As great as cryotherapy is, the trip, as PCV Patrick Hair would say, "wasn't all Skittles." There were delays and stomach rumblings and scheduling debacles, but the team persevered and made a lot of progress. For me, the most significant moment came at the end of the last day of the cryotherapy training, when a woman who had been diagnosed with a pre-cancerous lesion during a screening in December 2012 came in and asked to be seen.

The trainee team (midwives Oulli and Diouma, and Dr Kabou) counselled her, explaining that they would re-check the VIA results and went over the benefits and risks of cryotherapy, and she consented enthusiastically. (I was in the room to translate for Tracy, who was guiding and supervising the midwives.) They told the patient that it might be a little uncomfortable and she replied the she didn't care if it hurt a lot if it got rid of the illness. Everything went smoothly, and during the treatment procedure the patient said it felt cold and slightly uncomfortable but not painful.

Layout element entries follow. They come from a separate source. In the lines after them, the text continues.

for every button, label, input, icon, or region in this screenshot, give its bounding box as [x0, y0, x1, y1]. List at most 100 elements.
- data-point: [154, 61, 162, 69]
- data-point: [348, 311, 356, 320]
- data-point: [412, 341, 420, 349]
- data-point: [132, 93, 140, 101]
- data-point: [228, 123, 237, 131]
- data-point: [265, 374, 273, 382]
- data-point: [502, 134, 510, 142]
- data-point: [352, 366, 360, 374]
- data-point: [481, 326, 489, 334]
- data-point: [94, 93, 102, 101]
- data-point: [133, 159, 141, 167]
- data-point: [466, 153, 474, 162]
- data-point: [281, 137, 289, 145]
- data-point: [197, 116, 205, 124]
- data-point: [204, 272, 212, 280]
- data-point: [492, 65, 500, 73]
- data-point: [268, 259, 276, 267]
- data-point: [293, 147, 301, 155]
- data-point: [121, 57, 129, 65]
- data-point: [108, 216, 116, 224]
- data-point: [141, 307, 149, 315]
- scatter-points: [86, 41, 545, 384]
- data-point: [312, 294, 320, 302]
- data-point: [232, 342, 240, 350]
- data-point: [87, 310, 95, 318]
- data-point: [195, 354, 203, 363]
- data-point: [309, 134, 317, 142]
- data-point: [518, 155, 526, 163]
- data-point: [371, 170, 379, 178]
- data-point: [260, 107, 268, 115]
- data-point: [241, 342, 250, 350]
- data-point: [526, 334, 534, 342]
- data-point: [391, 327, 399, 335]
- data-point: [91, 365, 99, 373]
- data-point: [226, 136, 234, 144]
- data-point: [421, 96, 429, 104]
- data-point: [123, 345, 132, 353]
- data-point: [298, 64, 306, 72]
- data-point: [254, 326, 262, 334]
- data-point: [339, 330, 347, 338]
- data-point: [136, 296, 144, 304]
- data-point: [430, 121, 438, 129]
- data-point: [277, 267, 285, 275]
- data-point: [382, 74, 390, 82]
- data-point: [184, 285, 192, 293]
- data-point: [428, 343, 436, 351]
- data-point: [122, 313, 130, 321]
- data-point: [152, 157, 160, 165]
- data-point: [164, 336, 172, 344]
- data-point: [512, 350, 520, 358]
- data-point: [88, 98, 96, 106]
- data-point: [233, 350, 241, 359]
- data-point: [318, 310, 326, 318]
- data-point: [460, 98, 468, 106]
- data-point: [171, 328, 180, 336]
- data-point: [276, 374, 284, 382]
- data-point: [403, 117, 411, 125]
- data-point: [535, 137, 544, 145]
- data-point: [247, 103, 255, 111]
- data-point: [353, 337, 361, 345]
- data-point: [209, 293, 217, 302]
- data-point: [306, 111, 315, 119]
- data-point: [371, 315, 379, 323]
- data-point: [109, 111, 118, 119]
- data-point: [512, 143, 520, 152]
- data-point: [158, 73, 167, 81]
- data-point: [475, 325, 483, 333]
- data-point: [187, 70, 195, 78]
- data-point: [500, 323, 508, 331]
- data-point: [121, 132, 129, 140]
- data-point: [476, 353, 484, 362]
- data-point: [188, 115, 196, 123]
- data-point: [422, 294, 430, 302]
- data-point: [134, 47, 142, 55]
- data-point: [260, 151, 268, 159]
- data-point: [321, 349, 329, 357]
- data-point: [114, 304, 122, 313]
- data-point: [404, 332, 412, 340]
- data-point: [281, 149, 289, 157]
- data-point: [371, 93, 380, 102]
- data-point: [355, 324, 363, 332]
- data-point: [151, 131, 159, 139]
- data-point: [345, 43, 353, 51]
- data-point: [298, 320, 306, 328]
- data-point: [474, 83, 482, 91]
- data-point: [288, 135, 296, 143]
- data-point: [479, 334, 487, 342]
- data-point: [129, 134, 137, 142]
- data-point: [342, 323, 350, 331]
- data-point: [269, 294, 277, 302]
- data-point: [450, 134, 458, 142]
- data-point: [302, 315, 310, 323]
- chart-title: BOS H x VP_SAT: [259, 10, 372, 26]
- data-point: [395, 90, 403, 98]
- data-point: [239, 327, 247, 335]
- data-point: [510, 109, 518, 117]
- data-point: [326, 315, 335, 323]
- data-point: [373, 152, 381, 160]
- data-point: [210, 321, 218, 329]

Immediately after the procedure after she was up and about and really, really, really pleased. In rapid  Pulaar (I was totally proud of myself for keeping up) she thanked the team profusely and explained that when she got diagnosed with an illness she had been very worried. She said that hospital stays are expensive, the nearest gynecologist is far away in Tamba, and if you don't have your health you don't have anything. She had completed secondary school and she understood the importance of health, that it's everything and you must care for it. She said it is so terrible to be told that you have an illness in your body, but that she was so happy that the team came to Kedougou and she was able to get treated. She thanked the trainees, Tracy, and myself, again and again, and then left, waving and smiling to the rest of the team on her way out of the hospital.

Her happiness and gratitude was both irrepressible and contagious, and everyone - the trainees, the PeaceCare team, the PCVs - ended the day and the Kedougou training on a wonderfully high note.